So how does the block encoding work? Block truncation coding, the fast and good way to quantise block into two colours (many video codecs back in the day used it and only some dared to use vector quantisation for more than two different values per block). Essentially you just calculate average pixel value and select two values depending on how many pixels in the block are larger than average and by how much they deviate. And here’s where quality parameter comes into play: depending on it encoder sets the threshold above which block is coded as is (aka full mode) instead as two colours and pattern in which they occur (of course if it’s a solid-colour fill it’s always coded as such). As I said, it’s simple but quite effective. Motion compensation is currently lossless i.e. encoder will try to find only the block that matches exactly (again, it can be improved but that would only lead to longer implementation times and even longer debugging times). This makes me appreciate the work on Smacker and Bink 1 video codecs and encoders for them even more.

Overall, it was a nice diversion from implementing Duck decoders for NihAV but I should probably return to it. The sooner it’s done the sooner I can move to something more exciting like finally experimenting with vector quantisation, or trying to write a player, or something else entirely. I avoid making plans but there are many possibilities at hoof so I just need to pick one.

Bink2: some words about loop filter

Sunday, April 14th, 2019

Since obviously I have nothing better to do, here’s a description of loop filter in Bink2 as much as I understand it (i.e. not much really).

First, the loop filter makes decision on two factors: motion vector difference between adjacent blocks is greater than two or it selects filter strength depending on number of coefficients coded in the block (that one I don’t remember seeing before). The filter is the same in all cases (inter/intra, luma/chroma, edge/inside macroblock), only the number of pixels filtered varies between zero and two on each side (more on that later). This is nice and elegant design IMO.

Second, filtering is done after each macroblock, horizontal edges first, vertical edges after that—but not necessarily for all macroblocks. Since BIKi or BIKj encoder can signal “do not deblock macroblocks in these rows and columns” by transmitting set of flags for columns and rows.
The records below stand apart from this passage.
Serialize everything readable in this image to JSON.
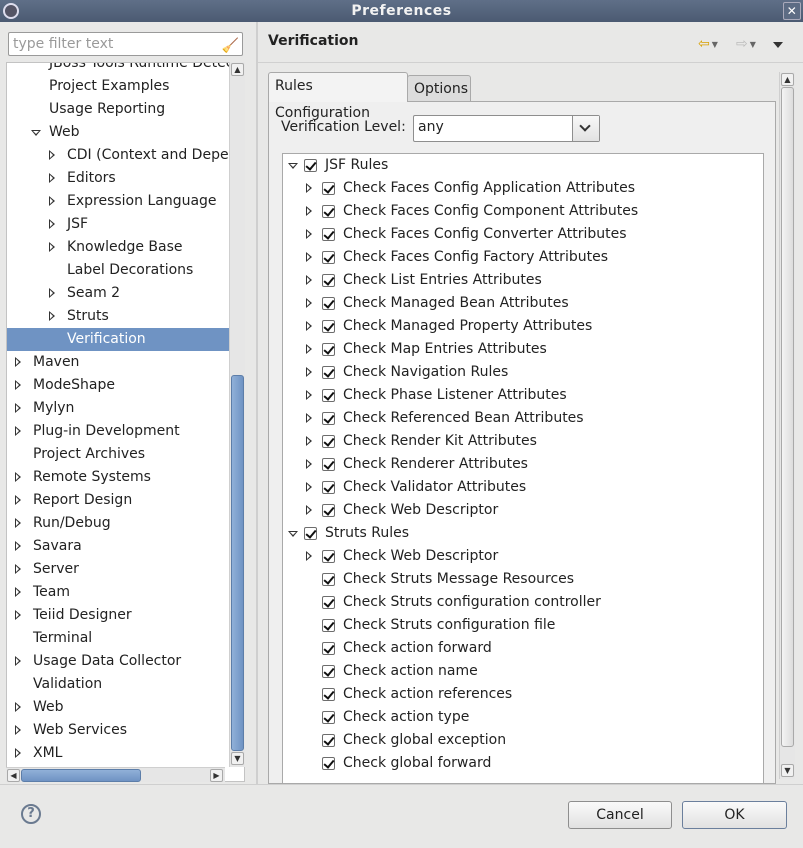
{
  "window": {
    "title": "Preferences"
  },
  "filter": {
    "placeholder": "type filter text"
  },
  "tree": [
    {
      "label": "JBoss Tools Runtime Detecti",
      "indent": 1,
      "expander": "none"
    },
    {
      "label": "Project Examples",
      "indent": 1,
      "expander": "none"
    },
    {
      "label": "Usage Reporting",
      "indent": 1,
      "expander": "none"
    },
    {
      "label": "Web",
      "indent": 1,
      "expander": "open"
    },
    {
      "label": "CDI (Context and Depend",
      "indent": 2,
      "expander": "closed"
    },
    {
      "label": "Editors",
      "indent": 2,
      "expander": "closed"
    },
    {
      "label": "Expression Language",
      "indent": 2,
      "expander": "closed"
    },
    {
      "label": "JSF",
      "indent": 2,
      "expander": "closed"
    },
    {
      "label": "Knowledge Base",
      "indent": 2,
      "expander": "closed"
    },
    {
      "label": "Label Decorations",
      "indent": 2,
      "expander": "none"
    },
    {
      "label": "Seam 2",
      "indent": 2,
      "expander": "closed"
    },
    {
      "label": "Struts",
      "indent": 2,
      "expander": "closed"
    },
    {
      "label": "Verification",
      "indent": 2,
      "expander": "none",
      "selected": true
    },
    {
      "label": "Maven",
      "indent": 0,
      "expander": "closed"
    },
    {
      "label": "ModeShape",
      "indent": 0,
      "expander": "closed"
    },
    {
      "label": "Mylyn",
      "indent": 0,
      "expander": "closed"
    },
    {
      "label": "Plug-in Development",
      "indent": 0,
      "expander": "closed"
    },
    {
      "label": "Project Archives",
      "indent": 0,
      "expander": "none"
    },
    {
      "label": "Remote Systems",
      "indent": 0,
      "expander": "closed"
    },
    {
      "label": "Report Design",
      "indent": 0,
      "expander": "closed"
    },
    {
      "label": "Run/Debug",
      "indent": 0,
      "expander": "closed"
    },
    {
      "label": "Savara",
      "indent": 0,
      "expander": "closed"
    },
    {
      "label": "Server",
      "indent": 0,
      "expander": "closed"
    },
    {
      "label": "Team",
      "indent": 0,
      "expander": "closed"
    },
    {
      "label": "Teiid Designer",
      "indent": 0,
      "expander": "closed"
    },
    {
      "label": "Terminal",
      "indent": 0,
      "expander": "none"
    },
    {
      "label": "Usage Data Collector",
      "indent": 0,
      "expander": "closed"
    },
    {
      "label": "Validation",
      "indent": 0,
      "expander": "none"
    },
    {
      "label": "Web",
      "indent": 0,
      "expander": "closed"
    },
    {
      "label": "Web Services",
      "indent": 0,
      "expander": "closed"
    },
    {
      "label": "XML",
      "indent": 0,
      "expander": "closed"
    }
  ],
  "page": {
    "title": "Verification",
    "tabs": [
      "Rules Configuration",
      "Options"
    ],
    "active_tab": 0,
    "level_label": "Verification Level:",
    "level_value": "any"
  },
  "rules": [
    {
      "label": "JSF Rules",
      "level": 0,
      "expander": "open",
      "checked": true
    },
    {
      "label": "Check Faces Config Application Attributes",
      "level": 1,
      "expander": "closed",
      "checked": true
    },
    {
      "label": "Check Faces Config Component Attributes",
      "level": 1,
      "expander": "closed",
      "checked": true
    },
    {
      "label": "Check Faces Config Converter Attributes",
      "level": 1,
      "expander": "closed",
      "checked": true
    },
    {
      "label": "Check Faces Config Factory Attributes",
      "level": 1,
      "expander": "closed",
      "checked": true
    },
    {
      "label": "Check List Entries Attributes",
      "level": 1,
      "expander": "closed",
      "checked": true
    },
    {
      "label": "Check Managed Bean Attributes",
      "level": 1,
      "expander": "closed",
      "checked": true
    },
    {
      "label": "Check Managed Property Attributes",
      "level": 1,
      "expander": "closed",
      "checked": true
    },
    {
      "label": "Check Map Entries Attributes",
      "level": 1,
      "expander": "closed",
      "checked": true
    },
    {
      "label": "Check Navigation Rules",
      "level": 1,
      "expander": "closed",
      "checked": true
    },
    {
      "label": "Check Phase Listener Attributes",
      "level": 1,
      "expander": "closed",
      "checked": true
    },
    {
      "label": "Check Referenced Bean Attributes",
      "level": 1,
      "expander": "closed",
      "checked": true
    },
    {
      "label": "Check Render Kit Attributes",
      "level": 1,
      "expander": "closed",
      "checked": true
    },
    {
      "label": "Check Renderer Attributes",
      "level": 1,
      "expander": "closed",
      "checked": true
    },
    {
      "label": "Check Validator Attributes",
      "level": 1,
      "expander": "closed",
      "checked": true
    },
    {
      "label": "Check Web Descriptor",
      "level": 1,
      "expander": "closed",
      "checked": true
    },
    {
      "label": "Struts Rules",
      "level": 0,
      "expander": "open",
      "checked": true
    },
    {
      "label": "Check Web Descriptor",
      "level": 1,
      "expander": "closed",
      "checked": true
    },
    {
      "label": "Check Struts Message Resources",
      "level": 1,
      "expander": "none",
      "checked": true
    },
    {
      "label": "Check Struts configuration controller",
      "level": 1,
      "expander": "none",
      "checked": true
    },
    {
      "label": "Check Struts configuration file",
      "level": 1,
      "expander": "none",
      "checked": true
    },
    {
      "label": "Check action forward",
      "level": 1,
      "expander": "none",
      "checked": true
    },
    {
      "label": "Check action name",
      "level": 1,
      "expander": "none",
      "checked": true
    },
    {
      "label": "Check action references",
      "level": 1,
      "expander": "none",
      "checked": true
    },
    {
      "label": "Check action type",
      "level": 1,
      "expander": "none",
      "checked": true
    },
    {
      "label": "Check global exception",
      "level": 1,
      "expander": "none",
      "checked": true
    },
    {
      "label": "Check global forward",
      "level": 1,
      "expander": "none",
      "checked": true
    }
  ],
  "buttons": {
    "cancel": "Cancel",
    "ok": "OK"
  },
  "icons": {
    "window": "eclipse-logo-icon",
    "close": "close-icon",
    "filter_clear": "broom-icon",
    "back": "back-arrow-icon",
    "forward": "forward-arrow-icon",
    "menu": "view-menu-icon",
    "help": "help-icon"
  },
  "colors": {
    "selection": "#6f93c3",
    "titlebar": "#55647c"
  }
}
Third, in addition to normal filtering decoder can do something that I still don’t understand but it looks like whole-block overlapping in both directions (and it is performed in actual decoding but I don’t know what happens with the result of it).

And the filter itself is not that interesting (assuming we filter buf[0] buf[1] | buf[2] buf[3]:

    diff0 = buf[2] - buf[1] + 8 >> 4;
    diff1 = diff0 * 4 + 8 >> 4;
    if (left_strength >= 2)
        buf[0] = clip8(buf[0] + diff0);
    if (left_strength >= 1)
        buf[1] = clip8(buf[1] + diff1);
    if (right_strength >= 1)
        buf[2] = clip8(buf[2] - diff1);
    if (right_strength >= 2)
        buf[3] = clip8(buf[3] - diff0);

Strength is determined like this: 0 — more than 8 coefficients coded, 1 – MV difference or 4-7 coefficients coded, 2 — 1-3 coefficients coded, 3 — no coefficients coded.

Overall, the loop filter is nice and simple if you ignore the existence of some additional filter functions and very optimised implementation that is not that much fun to untangle.

Update: the alternative function seems to be some kind of block reconstruction based on DCs. In case it’s intra block with less than four coefficients coded it will take all neighbouring DCs, select those not differing by more than a frame-defined threshold and smooth the differences. I still don’t understand its purpose in full though.

Moving with REing game codecs

Saturday, March 23rd, 2019

As I’ve mentioned before, NihAV now can decode Bink2 files more or less decently. I don’t have many samples but I can decode all samples I could find from KB2f to KB2j quite well (the only exception is KB2a — there’s only one partial sample known with no indication which game uses it and no version of RAD tools understands it either).

I’ve omitted support for full-resolution Bink2 files (no samples) and reconstruction is not perfect because there’s an in-loop deblocking filter with some additional crazy functions invoked in some cases. It’s messy and does not affect actual bitstream decoding so I’m not going to work on it now. Maybe if I get some inspiration later…

Anyway, I moved to REing Discworld Noir BMV format instead. While the game is nice, it’s hard to run on any modern OS and there’s almost no hope for its engine being reimplemented. So maybe I’ll be able to re-watch cutscenes from it… I’ve figured out container and audio long time ago, video is not that easy. It seems to be an upgrade of Discworld II BMV that outputs 16-bit video but the way it’s implemented is baffling.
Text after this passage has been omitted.